The regulations do not require an employer to pay the required wage if an employee is not able to work due to a reason which is not directly work related and required by the employer. That said, if an employer has policies in place where a COVID-19 positive employee would have to remain in quarantine, there is an argument to be made where the employer must continue to pay the employee given that the quarantine rule is created and imposed by the employer. An employer should also be aware that it could be subject to required payment under the employer's benefit plan or other statutes such as the Family and Medical Leave Act (29 U.S.C. 2601 et seq.) or the Americans with Disabilities Act (42 U.S.C. 12101 et seq.) nonetheless per 20 CFR 655.731(c)(7)(ii). Employers should also keep an eye to any additional federal legislation passed regarding employers’ obligations during this national emergency.
4. What steps does an employer have to take if it wants to convert an H-1B employee from full-time to part-time status?
An employer seeking to convert a full-time H-1B employee to part-time must file a new LCA to reflect this change. Once a new LCA is required, the employer is required to file an amended H-1B petition. The employee is permitted to commence part-time employment upon the receipt of the H-1B petition by the United States Citizenship and Immigration Services (USCIS).
5. What steps does the employer have to take to terminate its obligation to pay the required wage?
20 CFR 655.731(c)(7)(ii) states that payment of the required wage obligation need not be made if there has been a bona fide termination of the employment relationship. Per 8 CFR 214.2(h)(11), DHS regulations require the employer to notify USCIS that the employment relationship has been terminated so that the petition is canceled. 8 CFR 214.2(h)(4)(iii)(E) requires the employer to provide the employee with payment for transportation home under certain circumstances. Additionally, an employer is responsible for paying for the return transportation cost of the employee if the employer terminates the employee prior to the end of the petition period.
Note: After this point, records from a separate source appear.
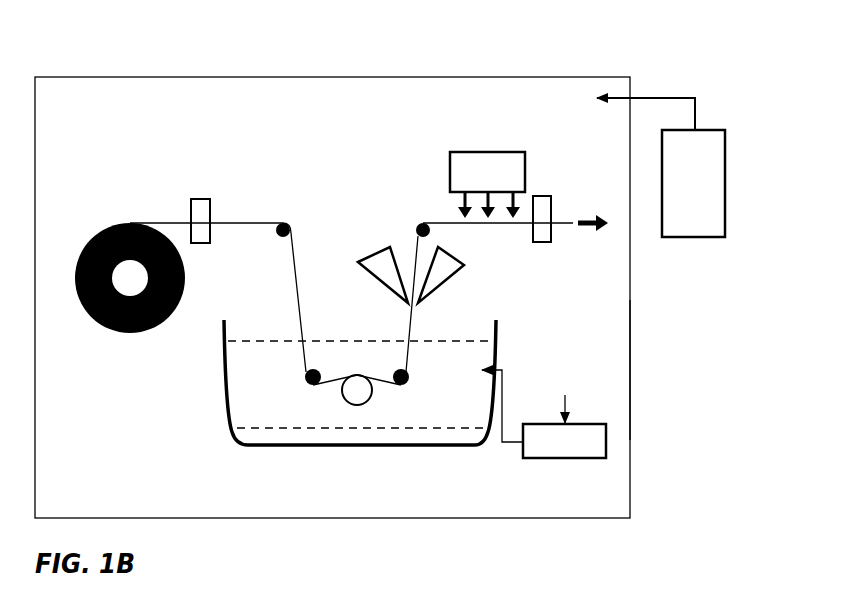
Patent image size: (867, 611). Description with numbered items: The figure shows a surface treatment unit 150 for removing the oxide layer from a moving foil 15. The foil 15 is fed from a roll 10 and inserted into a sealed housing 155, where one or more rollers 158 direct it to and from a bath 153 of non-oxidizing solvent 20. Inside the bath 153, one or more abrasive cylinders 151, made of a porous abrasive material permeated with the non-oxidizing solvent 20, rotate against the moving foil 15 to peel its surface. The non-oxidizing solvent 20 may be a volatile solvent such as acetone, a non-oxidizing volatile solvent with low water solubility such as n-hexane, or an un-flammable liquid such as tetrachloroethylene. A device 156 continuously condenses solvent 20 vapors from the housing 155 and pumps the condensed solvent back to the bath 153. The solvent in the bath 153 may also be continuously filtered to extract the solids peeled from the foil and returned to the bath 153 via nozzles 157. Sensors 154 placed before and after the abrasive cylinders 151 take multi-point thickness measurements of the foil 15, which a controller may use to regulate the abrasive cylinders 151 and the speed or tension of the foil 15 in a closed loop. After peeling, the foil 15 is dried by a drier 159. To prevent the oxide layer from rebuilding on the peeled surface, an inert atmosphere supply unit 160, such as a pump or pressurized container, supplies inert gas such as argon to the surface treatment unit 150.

The surface treatment unit 150 is at (208, 50).
The roll 10 is at (107, 333).
The foil 15 is at (246, 220).
The sensors 154 is at (186, 198).
The rollers 158 is at (292, 214).
The abrasive cylinders 151 is at (378, 395).
The drier 159 is at (471, 168).
The nozzles 157 is at (440, 270).
The inert atmosphere supply unit 160 is at (707, 178).
The sealed housing 155 is at (633, 370).
The device 156 is at (592, 462).
The bath 153 is at (229, 410).
The non-oxidizing solvent 20 is at (248, 366).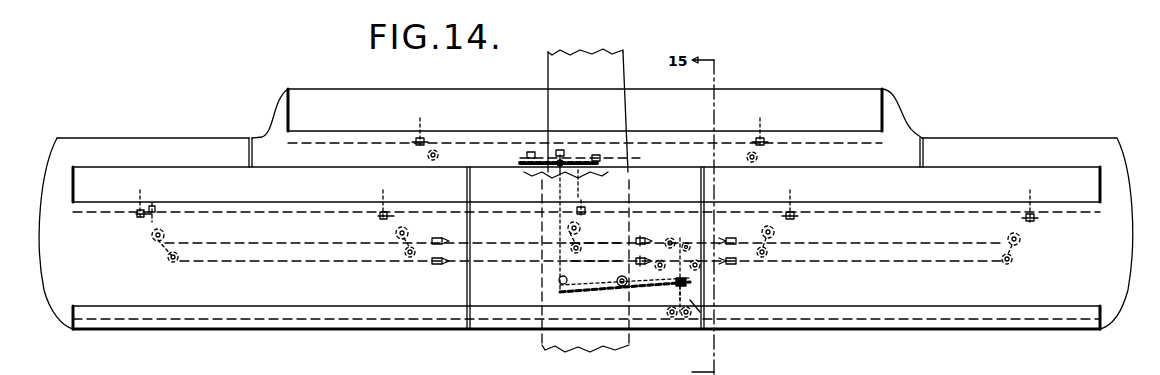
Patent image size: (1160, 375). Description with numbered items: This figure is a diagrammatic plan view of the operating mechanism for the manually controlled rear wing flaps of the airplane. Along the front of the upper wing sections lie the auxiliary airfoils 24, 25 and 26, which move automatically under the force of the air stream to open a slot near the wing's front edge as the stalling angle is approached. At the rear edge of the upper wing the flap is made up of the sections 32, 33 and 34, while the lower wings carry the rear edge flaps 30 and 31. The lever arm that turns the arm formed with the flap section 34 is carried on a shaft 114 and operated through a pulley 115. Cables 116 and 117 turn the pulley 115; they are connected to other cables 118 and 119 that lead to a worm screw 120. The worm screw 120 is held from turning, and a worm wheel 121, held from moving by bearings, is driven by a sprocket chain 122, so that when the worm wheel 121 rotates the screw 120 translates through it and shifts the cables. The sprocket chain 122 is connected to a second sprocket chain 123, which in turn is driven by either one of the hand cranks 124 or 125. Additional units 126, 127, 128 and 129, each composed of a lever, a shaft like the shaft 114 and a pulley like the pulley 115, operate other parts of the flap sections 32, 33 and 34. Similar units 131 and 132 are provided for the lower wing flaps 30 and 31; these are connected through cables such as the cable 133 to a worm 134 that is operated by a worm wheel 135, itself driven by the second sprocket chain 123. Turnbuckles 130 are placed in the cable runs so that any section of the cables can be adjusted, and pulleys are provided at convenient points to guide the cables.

The auxiliary airfoil 24 is at (890, 325).
The auxiliary airfoil 25 is at (522, 325).
The auxiliary airfoil 26 is at (415, 322).
The rear edge flap 30 is at (815, 105).
The rear edge flap 31 is at (350, 102).
The flap section 32 is at (948, 177).
The flap section 33 is at (493, 180).
The flap section 34 is at (113, 175).
The shaft 114 is at (148, 192).
The pulley 115 is at (168, 192).
The cable 116 is at (220, 263).
The cable 117 is at (247, 245).
The cable 118 is at (483, 263).
The cable 119 is at (478, 242).
The worm screw 120 is at (702, 302).
The worm wheel 121 is at (666, 292).
The sprocket chain 122 is at (650, 285).
The second sprocket chain 123 is at (558, 232).
The hand crank 124 is at (560, 295).
The hand crank 125 is at (548, 192).
The operating unit 126 is at (383, 222).
The operating unit 127 is at (590, 220).
The operating unit 128 is at (788, 208).
The operating unit 129 is at (1026, 208).
The turnbuckle 130 is at (430, 236).
The operating unit 131 is at (422, 126).
The operating unit 132 is at (760, 126).
The cable 133 is at (647, 160).
The worm 134 is at (550, 160).
The worm wheel 135 is at (566, 162).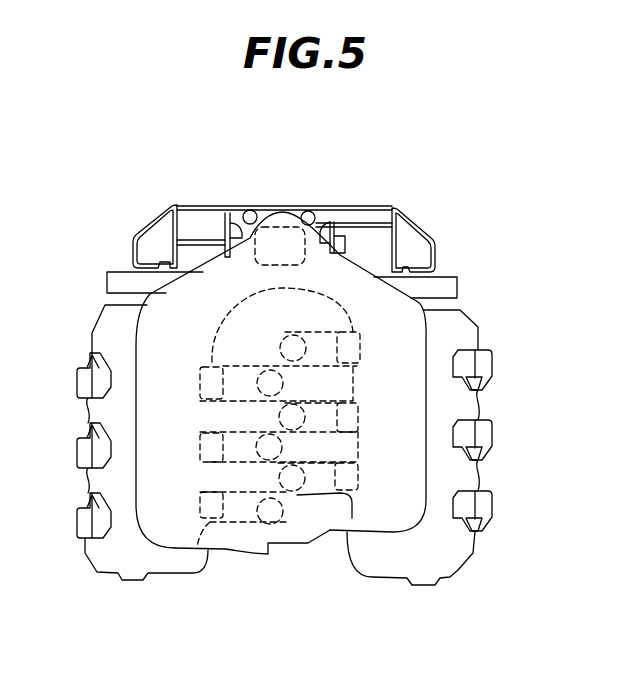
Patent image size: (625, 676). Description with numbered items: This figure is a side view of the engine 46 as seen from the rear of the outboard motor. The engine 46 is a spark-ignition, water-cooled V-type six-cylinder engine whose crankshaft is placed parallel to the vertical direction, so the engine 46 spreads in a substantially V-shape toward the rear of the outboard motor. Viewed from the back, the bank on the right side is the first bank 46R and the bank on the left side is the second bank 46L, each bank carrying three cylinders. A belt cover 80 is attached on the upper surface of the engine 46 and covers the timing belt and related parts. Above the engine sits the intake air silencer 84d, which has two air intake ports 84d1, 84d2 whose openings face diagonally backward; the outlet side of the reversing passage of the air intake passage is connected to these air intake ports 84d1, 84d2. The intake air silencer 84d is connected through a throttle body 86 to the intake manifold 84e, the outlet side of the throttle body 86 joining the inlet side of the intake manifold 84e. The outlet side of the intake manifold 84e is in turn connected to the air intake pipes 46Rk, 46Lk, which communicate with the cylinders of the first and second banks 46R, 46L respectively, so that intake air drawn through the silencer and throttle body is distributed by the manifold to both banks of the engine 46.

The engine 46 is at (490, 300).
The second bank 46L is at (91, 576).
The first bank 46R is at (454, 583).
The air intake pipe 46Lk is at (268, 527).
The air intake pipe 46Rk is at (292, 500).
The belt cover 80 is at (107, 287).
The intake air silencer 84d is at (215, 205).
The air intake port 84d1 is at (155, 240).
The air intake port 84d2 is at (410, 238).
The intake manifold 84e is at (406, 408).
The throttle body 86 is at (264, 207).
For additional information, see DOL’s Wage and Hour Division’s Fact Sheet #621.
As a reminder, an employee may be able to avail themselves of the shorter of a 60-day grace period or the remainder of the approved petition duration as provided for under 8 CFR 214.1(l)(2) to seek to change employer, change status, and extend stay in the United States.
*The above Q&A is courtesy of The American Immigration Lawyer's Association (AILA) Department of Labor (DOL) Liaison Committee.
Other Visa Categories
Other visa categories, such as L-1, TN, O-1, and E-2 do not have the same types of rigid pay requirements as the H-1B, H-1B1, and E-3 categories discussed in the prior section. The main points to keep in mind with these visa categories are the following:
- There is no requirement to notify USCIS or any other immigration authority if you terminate the employment of a foreign national in any of the above visa categories.
- Nor is there any notification requirement for these categories if you change worksite location or salary amount.
- With the O-1 category only, if you terminate employment, there is a requirement to pay transportation costs for the foreign national employee to return to his/her home country. This also applies for the H-1B, H-1B1, and E-3 categories discussed in the previous section.
- If you terminate employment, the foreign national employee has a grace period of 60-days, or until his/her I-94 expires, whichever is shorter, to either find a new visa sponsor, or depart the country.